The first time I ever heard of Arianna Huffington was in 1994 when her then husband Michael was the Republican challenger for incumbent Democrat Dianne Feinstein’s U.S. Senate seat in California. My workspace in the Orange County Register’s newsroom was right next to the cubicle of the political reporter covering the election. During the race, this reporter would regularly come back from the day’s campaign activities overflowing with stories – not about Michael Huffington, but about his whip smart, politically insatiable wife.
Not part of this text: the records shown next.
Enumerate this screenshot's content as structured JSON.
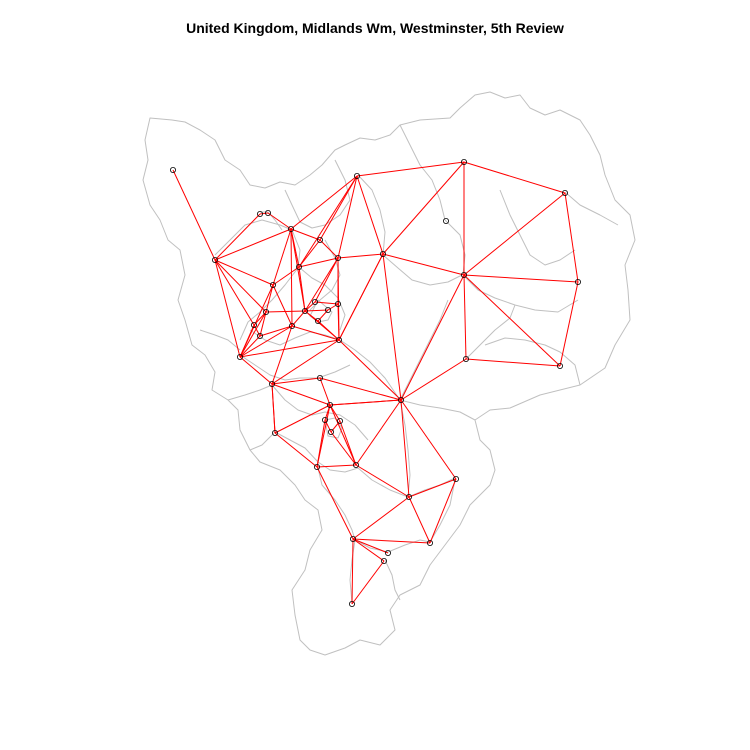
{
  "title": "United Kingdom, Midlands Wm, Westminster, 5th Review",
  "colors": {
    "boundary": "#c0c0c0",
    "edge": "#ff0000",
    "node": "#000000",
    "background": "#ffffff"
  },
  "map": {
    "node_count": 49,
    "edge_count": 120
  }
}
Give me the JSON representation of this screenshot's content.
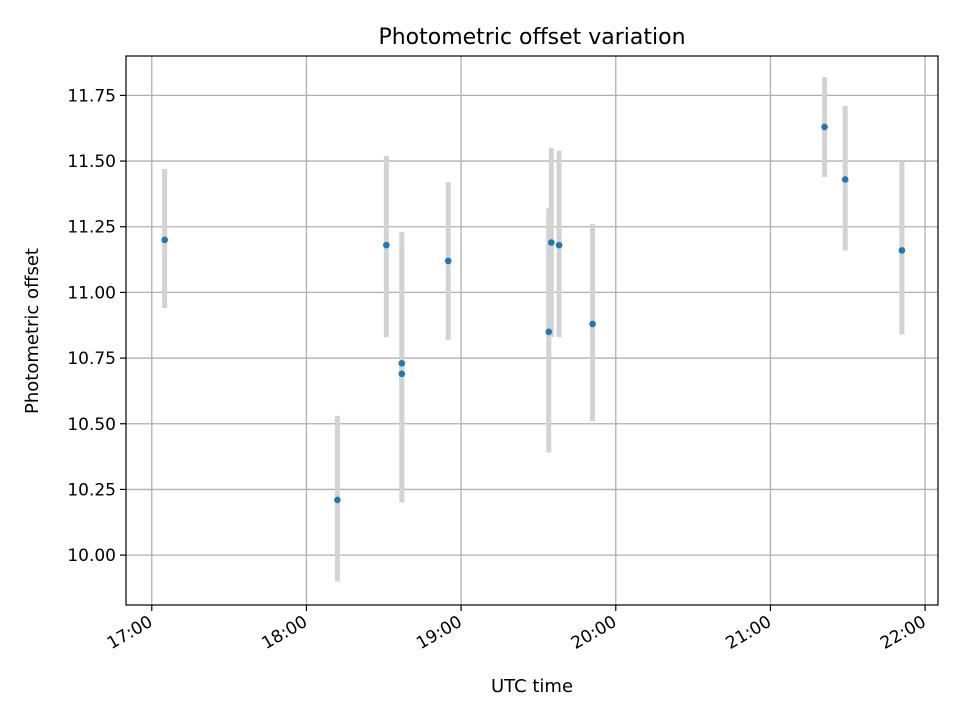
{
  "chart_data": {
    "type": "scatter",
    "title": "Photometric offset variation",
    "xlabel": "UTC time",
    "ylabel": "Photometric offset",
    "x_ticks": [
      "17:00",
      "18:00",
      "19:00",
      "20:00",
      "21:00",
      "22:00"
    ],
    "y_ticks": [
      "10.00",
      "10.25",
      "10.50",
      "10.75",
      "11.00",
      "11.25",
      "11.50",
      "11.75"
    ],
    "xlim": [
      "16:50",
      "22:05"
    ],
    "ylim": [
      9.81,
      11.9
    ],
    "grid": true,
    "marker_color": "#1f77b4",
    "errorbar_color": "#d3d3d3",
    "points": [
      {
        "x": "17:05",
        "y": 11.2,
        "yerr_low": 10.94,
        "yerr_high": 11.47
      },
      {
        "x": "18:12",
        "y": 10.21,
        "yerr_low": 9.9,
        "yerr_high": 10.53
      },
      {
        "x": "18:31",
        "y": 11.18,
        "yerr_low": 10.83,
        "yerr_high": 11.52
      },
      {
        "x": "18:37",
        "y": 10.73,
        "yerr_low": 10.24,
        "yerr_high": 11.23
      },
      {
        "x": "18:37",
        "y": 10.69,
        "yerr_low": 10.2,
        "yerr_high": 11.18
      },
      {
        "x": "18:55",
        "y": 11.12,
        "yerr_low": 10.82,
        "yerr_high": 11.42
      },
      {
        "x": "19:34",
        "y": 10.85,
        "yerr_low": 10.39,
        "yerr_high": 11.32
      },
      {
        "x": "19:35",
        "y": 11.19,
        "yerr_low": 10.83,
        "yerr_high": 11.55
      },
      {
        "x": "19:38",
        "y": 11.18,
        "yerr_low": 10.83,
        "yerr_high": 11.54
      },
      {
        "x": "19:51",
        "y": 10.88,
        "yerr_low": 10.51,
        "yerr_high": 11.26
      },
      {
        "x": "21:21",
        "y": 11.63,
        "yerr_low": 11.44,
        "yerr_high": 11.82
      },
      {
        "x": "21:29",
        "y": 11.43,
        "yerr_low": 11.16,
        "yerr_high": 11.71
      },
      {
        "x": "21:51",
        "y": 11.16,
        "yerr_low": 10.84,
        "yerr_high": 11.5
      }
    ]
  }
}
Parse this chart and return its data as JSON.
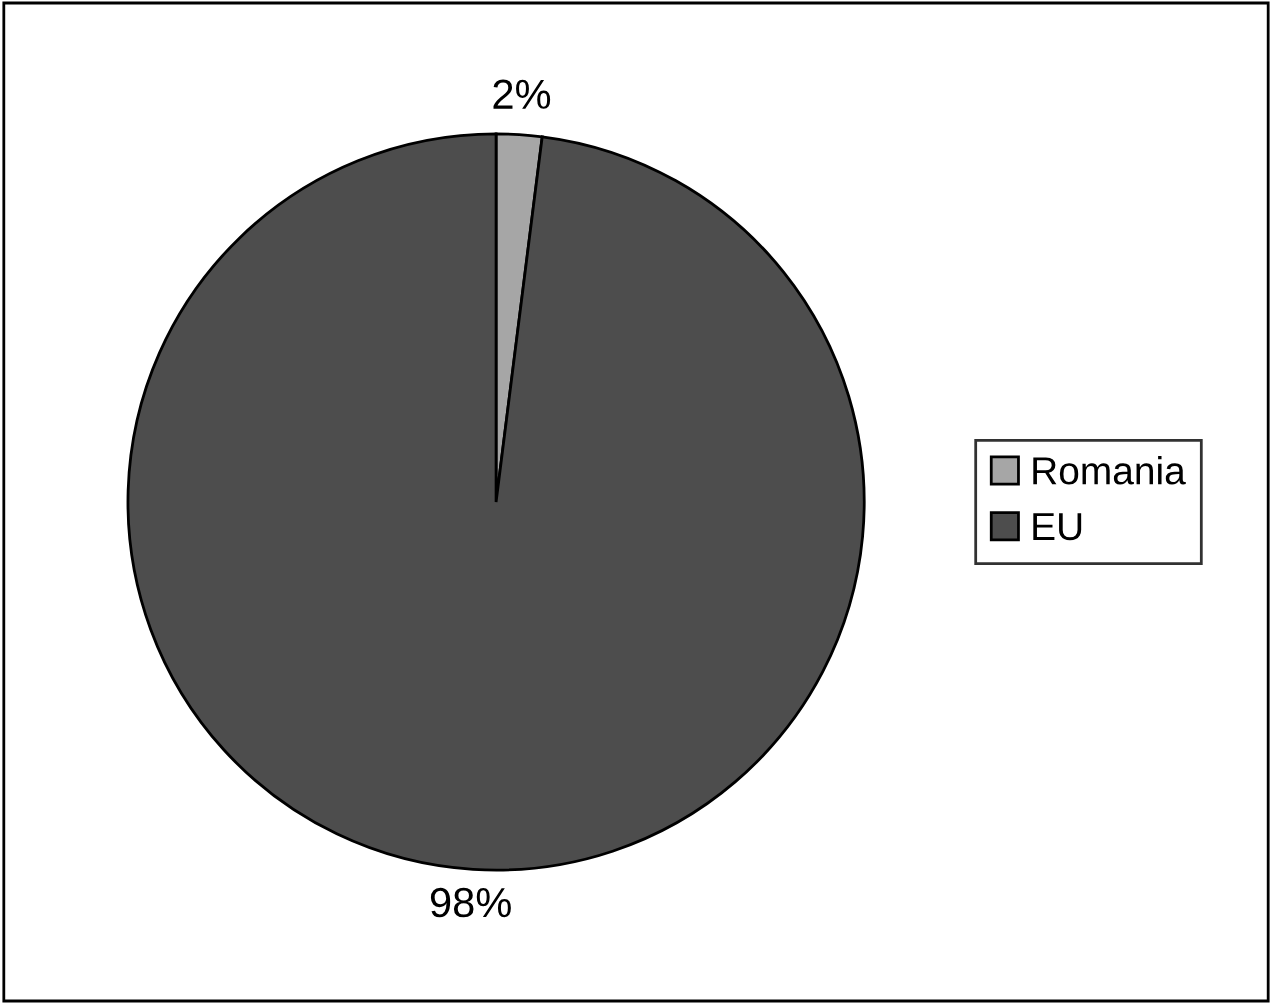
{
  "chart_data": {
    "type": "pie",
    "categories": [
      "Romania",
      "EU"
    ],
    "values": [
      2,
      98
    ],
    "colors": [
      "#a6a6a6",
      "#4d4d4d"
    ],
    "value_labels": [
      "2%",
      "98%"
    ],
    "legend": "right"
  }
}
I finally met Arianna Huffington four years later. I was writing a column about politics and the Internet for Reuters and covered a speech she was making at the Nixon Library in Yorba Linda. By then Huffington was divorced, on her way to eventually severing ties with the Republican party, and on the stump to promote her latest book, Greetings from the Lincoln Bedroom. She was as knowledgeable, articulate and mesmerizing as advertised.
Today, Huffington is famous – or infamous, depending on who you talk to – as the founder and chief creative power behind The Huffington Post, the influential news blog. Even before her Internet days, Huffington was not shy about promoting herself or her latest venture. That’s crystal clear in a new profile of her, The Oracle, The Many Lives of Arianna Huffington, by Lauren Collins, published in the Oct. 13 issue of The New Yorker.
Ten years ago, Huffington was already talking about the Internet’s potential power in politics. Here’s what I wrote in that Reuters column:
Today’s Internet-using pols still number a tiny minority. But that should grow as they learn how to exploit the medium to mobilize voters around issues they care about, said Arianna Huffington, the noted pundit. “The more they’re for the status quo, the less likely they’ll be to use it,” Huffington said. “The more politicians who are reformers, the more they’ll use the power of the Internet. We haven’t even begun to scratch its potential for communications in politics.”
Check out that last line again. Huffington wouldn’t launch her namesake Website for another seven years. But it’s clear she knew she was onto something.